• 0 posts
  • 11 comments
Joined 1 year ago
Cake day: July 10th, 2025
  • skiplists are interesting data structures. The underlying mechanism is it’s a 2-dimensional probabilistic linked list with some associated height ‘h’ that enables skipping of nodes through key-value pairs. So, compared to a traditional linked list that uses a traversal method to search through all values stored. A skip list starts from the maxLevel/maxheight, determines if “next” points to a key greater than the key provided or a nullptr, and moves down to the level below it if it is. This reduces the time complexity from O(1) with a linked list to O(N) where N Is the maxLevel.

    The reason behind why its probabilistic (in this case using a pseudo random number) is because its easier to insert and remove elements, otherwise (if you went with the idealized theoretical form) you would have to reconstruct the entire data structure each and every time you want to add/remove elements.

    In my testing when adding 1,000,000 elements to a skiplist it reduced from 6s search with a linked list to less than 1s!

  • Implementing a probabilistic skiplists.

    Because standard linked lists use traversal methods instead of quick memory access like arrays it’s computationally straining to traverse through 1000000 elements. A skiplist skips nodes by adding an additional dimension to the linked and its probabilistic for adding and removing nodes where as the idealized version requires reconstructing the entire list.

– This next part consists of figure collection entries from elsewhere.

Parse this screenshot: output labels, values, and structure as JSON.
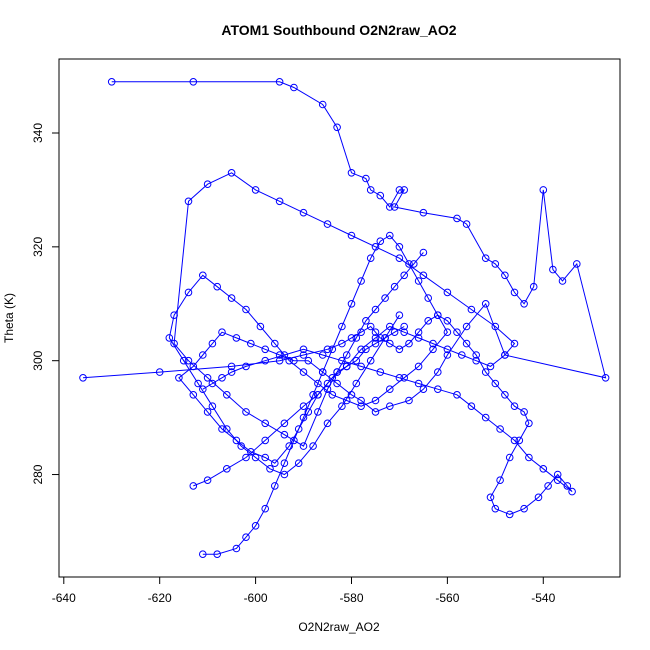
{
  "chart_data": {
    "type": "line",
    "title": "ATOM1 Southbound O2N2raw_AO2",
    "xlabel": "O2N2raw_AO2",
    "ylabel": "Theta (K)",
    "xlim": [
      -641,
      -524
    ],
    "ylim": [
      262,
      353
    ],
    "x_ticks": [
      -640,
      -620,
      -600,
      -580,
      -560,
      -540
    ],
    "y_ticks": [
      280,
      300,
      320,
      340
    ],
    "grid": false,
    "legend": "none",
    "marker": "open-circle",
    "line_color": "#0000ff",
    "series": [
      {
        "x": [
          -630,
          -613,
          -595,
          -592,
          -586,
          -583,
          -580,
          -577,
          -576,
          -574,
          -572,
          -570,
          -569,
          -571,
          -565,
          -558,
          -556,
          -552,
          -550,
          -548,
          -546,
          -544,
          -542,
          -540,
          -538,
          -536,
          -533,
          -527,
          -548,
          -552,
          -556,
          -560,
          -562,
          -565,
          -568,
          -572,
          -575,
          -578,
          -580,
          -583,
          -586,
          -589,
          -592,
          -595,
          -598,
          -601,
          -604,
          -607,
          -609,
          -611,
          -613,
          -616,
          -613,
          -610,
          -607,
          -604,
          -601,
          -598,
          -596,
          -593,
          -591,
          -589,
          -587,
          -585,
          -583,
          -581,
          -579,
          -577,
          -575,
          -573,
          -571,
          -569
        ],
        "y": [
          349,
          349,
          349,
          348,
          345,
          341,
          333,
          332,
          330,
          329,
          327,
          330,
          330,
          327,
          326,
          325,
          324,
          318,
          317,
          315,
          312,
          310,
          313,
          330,
          316,
          314,
          317,
          297,
          301,
          310,
          306,
          301,
          298,
          295,
          293,
          292,
          291,
          293,
          294,
          296,
          298,
          300,
          300,
          301,
          302,
          303,
          304,
          305,
          303,
          301,
          299,
          297,
          294,
          291,
          288,
          286,
          284,
          283,
          282,
          285,
          288,
          291,
          294,
          296,
          298,
          299,
          300,
          302,
          303,
          304,
          305,
          306
        ]
      },
      {
        "x": [
          -636,
          -620,
          -605,
          -595,
          -590,
          -585,
          -582,
          -580,
          -578,
          -576,
          -575,
          -574,
          -572,
          -570,
          -568,
          -566,
          -564,
          -562,
          -560,
          -558,
          -556,
          -554,
          -552,
          -550,
          -548,
          -546,
          -544,
          -543,
          -545,
          -547,
          -549,
          -551,
          -550,
          -547,
          -544,
          -541,
          -539,
          -537,
          -535,
          -534,
          -537,
          -540,
          -543,
          -546,
          -549,
          -552,
          -555,
          -558,
          -562,
          -566,
          -570,
          -574,
          -578,
          -582,
          -586,
          -590,
          -594,
          -598,
          -602,
          -605,
          -607,
          -609,
          -611
        ],
        "y": [
          297,
          298,
          299,
          300,
          301,
          302,
          303,
          304,
          305,
          306,
          305,
          304,
          303,
          302,
          303,
          305,
          307,
          308,
          307,
          305,
          303,
          301,
          298,
          296,
          294,
          292,
          291,
          289,
          286,
          283,
          279,
          276,
          274,
          273,
          274,
          276,
          278,
          280,
          278,
          277,
          279,
          281,
          283,
          286,
          288,
          290,
          292,
          294,
          295,
          296,
          297,
          298,
          299,
          300,
          301,
          302,
          301,
          300,
          299,
          298,
          297,
          296,
          295
        ]
      },
      {
        "x": [
          -611,
          -608,
          -604,
          -602,
          -600,
          -598,
          -596,
          -594,
          -592,
          -590,
          -588,
          -586,
          -584,
          -582,
          -580,
          -578,
          -576,
          -574,
          -572,
          -570,
          -568,
          -566,
          -564,
          -562,
          -560,
          -563,
          -566,
          -569,
          -572,
          -575,
          -578,
          -581,
          -584,
          -587,
          -590,
          -593,
          -596,
          -599,
          -602,
          -605,
          -608,
          -611,
          -614,
          -617,
          -618,
          -615,
          -612,
          -609,
          -606,
          -603,
          -600,
          -597,
          -594,
          -591,
          -588,
          -585,
          -582,
          -579,
          -576,
          -573,
          -570
        ],
        "y": [
          266,
          266,
          267,
          269,
          271,
          274,
          278,
          282,
          286,
          290,
          294,
          298,
          302,
          306,
          310,
          314,
          318,
          321,
          322,
          320,
          317,
          314,
          311,
          308,
          305,
          302,
          299,
          297,
          295,
          293,
          292,
          293,
          294,
          296,
          298,
          300,
          303,
          306,
          309,
          311,
          313,
          315,
          312,
          308,
          304,
          300,
          296,
          292,
          288,
          285,
          283,
          281,
          280,
          282,
          285,
          289,
          292,
          296,
          300,
          304,
          308
        ]
      },
      {
        "x": [
          -613,
          -610,
          -606,
          -602,
          -598,
          -594,
          -590,
          -587,
          -584,
          -581,
          -578,
          -575,
          -572,
          -569,
          -566,
          -563,
          -560,
          -557,
          -554,
          -551,
          -548,
          -546,
          -550,
          -555,
          -560,
          -565,
          -570,
          -575,
          -580,
          -585,
          -590,
          -595,
          -600,
          -605,
          -610,
          -614,
          -617,
          -614,
          -610,
          -606,
          -602,
          -598,
          -594,
          -590,
          -587,
          -585,
          -583,
          -581,
          -579,
          -577,
          -575,
          -573,
          -571,
          -569,
          -567,
          -565
        ],
        "y": [
          278,
          279,
          281,
          283,
          286,
          289,
          292,
          294,
          297,
          299,
          302,
          304,
          306,
          305,
          304,
          303,
          302,
          301,
          300,
          299,
          301,
          303,
          306,
          309,
          312,
          315,
          318,
          320,
          322,
          324,
          326,
          328,
          330,
          333,
          331,
          328,
          303,
          300,
          297,
          294,
          291,
          289,
          287,
          285,
          291,
          295,
          298,
          301,
          304,
          307,
          309,
          311,
          313,
          315,
          317,
          319
        ]
      }
    ]
  }
}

  • I want to believe you, but the people at my school are abusing it a lot, to the point where i they just give an entire assignment through chatGPT and it gives them a solution.

    The only time I see where it didn’t fully work is using it for my skip list implementation. I asked a LLM to implement a skiplist with insert, delete, and get functionality. What it gave me is an implementation that traversed through the list as a standard linked list: it is unaware of the time complexity concept associated with the skiplist, and implements it as a standard O(1) linked list. It works, but it doesn’t incorporate the “skipping” of nodes. I wonder how many student are shitting in their pants when they realize that the time isn’t being reduced compared to a standard linked list.

  • No, my intention wasn’t to undermine the value of a degree. I’m saying most people priorities for getting a degree, more specifically an engineering degree, is to just have a pay check. On a more related note, there’s a lot of “engineering majors” that use artificial intelligence to code, who don’t actually enjoy the process of learning at my uni.

    So yea, at the rate of adoption and use of generative AI at my school, a pool boy can do what most of the sophomore engineers do.

  • I disagree with your first point, when I started learning c++ I wanted to make an integral approximator, an approximator that takes any function and returns the approximate value. I already knew programming through java, and I’m not entirely used to the C++ syntax. Basically what I did to do my programming project that was “fun for me” was rush through the learning process, skipping detail of classes, inheritance, polymorphism, structs, linked lists, pointers and arrays, to get to lamda functions. Eventually I did get to learn c++ formally with my programming class, most of which I don’t remember learning it during the summer. Its not that doing your own projects is bad, you just can’t be overly ambitious on it.

  • Madness. When I started using gdb in C it was lifesaver to find any runtime errors in my code. Coming from what is the shit of C compilation and runtime errors it saved what would effectively be hours of inserting printf statements to find the error.

    It depends how well a language specifies where the runtime error is occuring. I just get “segmentation fault (core dumped)” as my runtime error which could mean any for loop or iterattive sequence in my program.

  • I try to avoid it, but ever since search engines have gone to shit, it has forced me to use it for debugging code. Stack overflow, r/Cprogramming, minimal articles on the specific issue, have ceased to exist ever since AI generation. And why should it? Why would a user post an issue (for example, on stack overflow) wait for a few days to get a few responses, when they could get an instant response with AI. Search engines have gone to shit so much, that My fathers startup company has issued a premium license for chatGPT because of how dead Search engines are.

    I hate it, I wish I didn’t have to use it, and yet this is my reality.